RE: BGP and Admin Distance

From: Truman, Michelle, BNSVC (mtruman@xxxxxxx)
Date: Thu Mar 16 2000 - 00:53:52 GMT-3


   
Actually, from R1 to R3, within AS 5 this is internal BGP. Which has an
administrative distance of 200. Also, iBGP does not advertise a route at all
unless it has an equivalent internal route, unless you turn off
synchronization.

Michelle Truman, CCNP
Internet Technologies Consultant-AT&T
mtruman@att.com
w 612-376-5137 vo 651-917-8104

-----Original Message-----
From: CKORENT@PILLSBURY.COM [mailto:CKORENT@PILLSBURY.COM]
Sent: Wednesday, March 15, 2000 4:45 PM
To: Ben Rife
Cc: ccielab@groupstudy.com
Subject: Re: BGP and Admin Distance

Which routers see it as an OSPF route? R1 and R3 should see it as a BGP
route
(admin distance of BGP is 20 versus 110 for OSPF).

"Ben Rife" <brife@bignet.net> on 03/15/2000 03:29:16 PM

Please respond to "Ben Rife" <brife@bignet.net>

To: ccielab@groupstudy.com
cc: (bcc: Chris A Korent/USA/Pillsbury)
Subject: BGP and Admin Distance

I have asked this question before but have not received an answer.

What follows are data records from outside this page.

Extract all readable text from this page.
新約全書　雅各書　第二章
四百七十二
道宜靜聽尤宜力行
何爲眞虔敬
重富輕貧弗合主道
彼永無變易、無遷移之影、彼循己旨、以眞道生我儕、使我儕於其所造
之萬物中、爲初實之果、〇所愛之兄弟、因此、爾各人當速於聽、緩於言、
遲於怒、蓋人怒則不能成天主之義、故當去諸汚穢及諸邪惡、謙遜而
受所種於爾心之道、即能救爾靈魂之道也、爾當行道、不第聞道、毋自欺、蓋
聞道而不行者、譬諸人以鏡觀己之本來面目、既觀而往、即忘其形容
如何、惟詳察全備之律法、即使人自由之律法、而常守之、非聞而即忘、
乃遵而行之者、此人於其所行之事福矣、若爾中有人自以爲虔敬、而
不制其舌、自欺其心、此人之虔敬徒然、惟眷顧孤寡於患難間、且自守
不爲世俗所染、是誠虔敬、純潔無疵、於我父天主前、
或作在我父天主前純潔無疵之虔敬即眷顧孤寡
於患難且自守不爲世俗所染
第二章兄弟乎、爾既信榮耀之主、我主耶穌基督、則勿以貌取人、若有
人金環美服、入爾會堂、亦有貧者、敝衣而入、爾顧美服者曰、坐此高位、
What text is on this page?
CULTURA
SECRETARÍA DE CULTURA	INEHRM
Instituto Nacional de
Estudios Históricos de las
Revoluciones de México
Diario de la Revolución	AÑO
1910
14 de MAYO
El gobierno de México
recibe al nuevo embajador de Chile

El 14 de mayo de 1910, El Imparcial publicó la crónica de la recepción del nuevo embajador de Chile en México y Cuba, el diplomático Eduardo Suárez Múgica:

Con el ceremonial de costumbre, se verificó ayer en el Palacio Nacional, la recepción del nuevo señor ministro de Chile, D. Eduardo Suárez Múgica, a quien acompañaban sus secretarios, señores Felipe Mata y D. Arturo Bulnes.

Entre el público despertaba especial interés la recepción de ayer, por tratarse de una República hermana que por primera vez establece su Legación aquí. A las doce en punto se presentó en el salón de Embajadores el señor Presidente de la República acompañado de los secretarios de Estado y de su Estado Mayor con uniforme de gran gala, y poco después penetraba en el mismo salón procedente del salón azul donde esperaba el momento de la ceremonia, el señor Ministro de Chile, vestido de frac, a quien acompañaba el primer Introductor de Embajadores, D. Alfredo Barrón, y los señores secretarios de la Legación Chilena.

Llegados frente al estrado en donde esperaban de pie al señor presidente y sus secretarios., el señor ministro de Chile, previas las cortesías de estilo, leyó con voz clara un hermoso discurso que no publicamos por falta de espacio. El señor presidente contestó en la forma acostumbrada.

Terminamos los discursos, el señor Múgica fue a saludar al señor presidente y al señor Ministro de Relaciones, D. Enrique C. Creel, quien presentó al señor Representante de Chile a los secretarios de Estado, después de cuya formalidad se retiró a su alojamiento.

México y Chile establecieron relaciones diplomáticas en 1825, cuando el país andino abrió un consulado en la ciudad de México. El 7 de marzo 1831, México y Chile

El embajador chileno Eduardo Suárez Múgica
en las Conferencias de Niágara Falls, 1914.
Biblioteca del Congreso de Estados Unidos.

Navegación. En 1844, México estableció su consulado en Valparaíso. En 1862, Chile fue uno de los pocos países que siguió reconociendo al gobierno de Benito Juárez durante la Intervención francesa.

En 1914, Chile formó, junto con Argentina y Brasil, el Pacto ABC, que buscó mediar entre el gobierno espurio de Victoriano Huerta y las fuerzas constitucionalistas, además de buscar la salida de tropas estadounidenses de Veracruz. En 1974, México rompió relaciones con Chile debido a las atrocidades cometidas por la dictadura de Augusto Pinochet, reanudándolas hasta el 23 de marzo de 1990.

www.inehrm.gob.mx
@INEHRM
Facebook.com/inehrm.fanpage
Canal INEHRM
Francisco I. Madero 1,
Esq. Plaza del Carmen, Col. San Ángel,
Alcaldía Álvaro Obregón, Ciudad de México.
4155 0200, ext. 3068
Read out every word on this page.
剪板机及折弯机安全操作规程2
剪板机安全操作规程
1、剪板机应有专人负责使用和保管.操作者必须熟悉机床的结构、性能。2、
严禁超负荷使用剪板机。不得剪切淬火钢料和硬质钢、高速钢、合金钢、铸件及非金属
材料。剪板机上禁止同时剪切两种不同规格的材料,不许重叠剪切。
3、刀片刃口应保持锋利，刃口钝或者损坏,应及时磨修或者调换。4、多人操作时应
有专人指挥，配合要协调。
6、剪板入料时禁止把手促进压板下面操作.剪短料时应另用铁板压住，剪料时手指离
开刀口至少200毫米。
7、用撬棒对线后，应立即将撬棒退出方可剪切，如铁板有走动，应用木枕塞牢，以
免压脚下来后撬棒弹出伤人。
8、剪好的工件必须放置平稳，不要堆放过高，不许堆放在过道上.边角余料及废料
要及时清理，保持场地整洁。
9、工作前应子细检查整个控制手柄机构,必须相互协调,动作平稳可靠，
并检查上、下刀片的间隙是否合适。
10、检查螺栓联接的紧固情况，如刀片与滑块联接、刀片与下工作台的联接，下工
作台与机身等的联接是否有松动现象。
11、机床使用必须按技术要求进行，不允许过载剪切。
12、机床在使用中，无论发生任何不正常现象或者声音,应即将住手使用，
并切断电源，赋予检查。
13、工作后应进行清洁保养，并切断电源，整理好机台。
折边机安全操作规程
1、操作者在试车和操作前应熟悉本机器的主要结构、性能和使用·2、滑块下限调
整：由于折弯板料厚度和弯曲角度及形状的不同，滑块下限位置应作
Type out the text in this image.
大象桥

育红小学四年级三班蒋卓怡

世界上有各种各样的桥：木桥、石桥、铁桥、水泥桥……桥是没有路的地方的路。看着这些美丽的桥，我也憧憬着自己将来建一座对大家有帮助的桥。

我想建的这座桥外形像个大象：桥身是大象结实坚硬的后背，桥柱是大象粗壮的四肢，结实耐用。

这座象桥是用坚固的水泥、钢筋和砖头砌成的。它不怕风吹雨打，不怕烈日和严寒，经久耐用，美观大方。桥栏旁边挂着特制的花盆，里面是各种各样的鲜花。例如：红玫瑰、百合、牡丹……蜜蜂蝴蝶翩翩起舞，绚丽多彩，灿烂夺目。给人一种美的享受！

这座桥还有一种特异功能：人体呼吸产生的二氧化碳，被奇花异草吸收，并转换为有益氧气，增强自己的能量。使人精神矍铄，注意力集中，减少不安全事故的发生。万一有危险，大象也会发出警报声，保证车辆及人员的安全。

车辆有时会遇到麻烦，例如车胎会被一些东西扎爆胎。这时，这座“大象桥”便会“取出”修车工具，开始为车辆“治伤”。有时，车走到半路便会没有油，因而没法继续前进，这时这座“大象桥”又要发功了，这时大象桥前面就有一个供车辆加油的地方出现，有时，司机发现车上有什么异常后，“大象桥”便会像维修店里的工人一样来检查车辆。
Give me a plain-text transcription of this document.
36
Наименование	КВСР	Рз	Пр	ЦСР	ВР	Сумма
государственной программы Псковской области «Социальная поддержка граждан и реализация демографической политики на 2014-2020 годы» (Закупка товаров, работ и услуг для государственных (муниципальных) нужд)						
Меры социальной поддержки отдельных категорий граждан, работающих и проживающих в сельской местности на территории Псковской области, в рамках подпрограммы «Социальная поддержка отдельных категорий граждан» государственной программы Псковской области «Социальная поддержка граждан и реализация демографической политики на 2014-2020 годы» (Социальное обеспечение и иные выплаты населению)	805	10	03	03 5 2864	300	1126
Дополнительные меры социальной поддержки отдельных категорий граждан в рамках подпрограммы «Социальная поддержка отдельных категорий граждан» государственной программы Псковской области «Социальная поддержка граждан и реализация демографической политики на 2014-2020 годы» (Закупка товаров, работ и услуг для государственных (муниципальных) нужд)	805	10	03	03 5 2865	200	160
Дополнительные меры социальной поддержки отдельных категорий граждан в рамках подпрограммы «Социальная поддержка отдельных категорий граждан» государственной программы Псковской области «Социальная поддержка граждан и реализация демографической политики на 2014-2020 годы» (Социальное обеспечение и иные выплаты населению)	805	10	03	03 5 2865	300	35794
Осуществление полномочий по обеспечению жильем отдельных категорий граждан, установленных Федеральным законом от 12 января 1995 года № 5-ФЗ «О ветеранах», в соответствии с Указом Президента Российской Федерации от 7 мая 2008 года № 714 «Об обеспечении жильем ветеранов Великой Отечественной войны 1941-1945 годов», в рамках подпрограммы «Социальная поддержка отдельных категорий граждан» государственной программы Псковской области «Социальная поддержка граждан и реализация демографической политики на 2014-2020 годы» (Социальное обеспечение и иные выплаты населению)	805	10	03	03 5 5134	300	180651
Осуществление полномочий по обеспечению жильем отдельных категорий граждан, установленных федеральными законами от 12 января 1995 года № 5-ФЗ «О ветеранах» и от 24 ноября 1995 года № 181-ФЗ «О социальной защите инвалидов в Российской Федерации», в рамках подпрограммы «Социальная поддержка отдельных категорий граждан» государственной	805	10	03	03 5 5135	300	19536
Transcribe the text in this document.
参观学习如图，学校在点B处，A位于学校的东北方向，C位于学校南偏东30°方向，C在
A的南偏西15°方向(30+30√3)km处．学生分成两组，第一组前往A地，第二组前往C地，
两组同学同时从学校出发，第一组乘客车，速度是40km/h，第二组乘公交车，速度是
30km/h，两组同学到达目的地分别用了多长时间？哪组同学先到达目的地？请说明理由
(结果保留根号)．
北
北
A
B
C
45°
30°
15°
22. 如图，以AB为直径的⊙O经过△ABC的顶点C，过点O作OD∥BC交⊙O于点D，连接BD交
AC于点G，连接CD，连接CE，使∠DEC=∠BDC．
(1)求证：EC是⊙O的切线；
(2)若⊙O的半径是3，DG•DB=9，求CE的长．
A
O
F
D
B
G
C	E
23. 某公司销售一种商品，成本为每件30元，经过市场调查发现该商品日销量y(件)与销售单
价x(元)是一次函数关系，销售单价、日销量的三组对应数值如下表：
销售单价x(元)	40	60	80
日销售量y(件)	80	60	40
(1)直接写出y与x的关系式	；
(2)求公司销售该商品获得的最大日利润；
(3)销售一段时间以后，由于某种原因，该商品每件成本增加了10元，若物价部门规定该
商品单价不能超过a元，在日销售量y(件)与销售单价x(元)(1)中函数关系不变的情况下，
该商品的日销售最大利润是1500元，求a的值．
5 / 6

If you have the following senario:

(AS254)----|-R1--R2--R3-|
            (AS5) (AS5)

My routers are running OSPF.
R1 and R3 are running BGP in AS5. R2 is not running BGP.
A route coming from AS254 into AS5 (192.78.5.0) is redistributed at R1 into
OSPF. The problem is that my routers see it as an OSPF route, not a BGP
route,
because of Admin Distance. What's the remedy?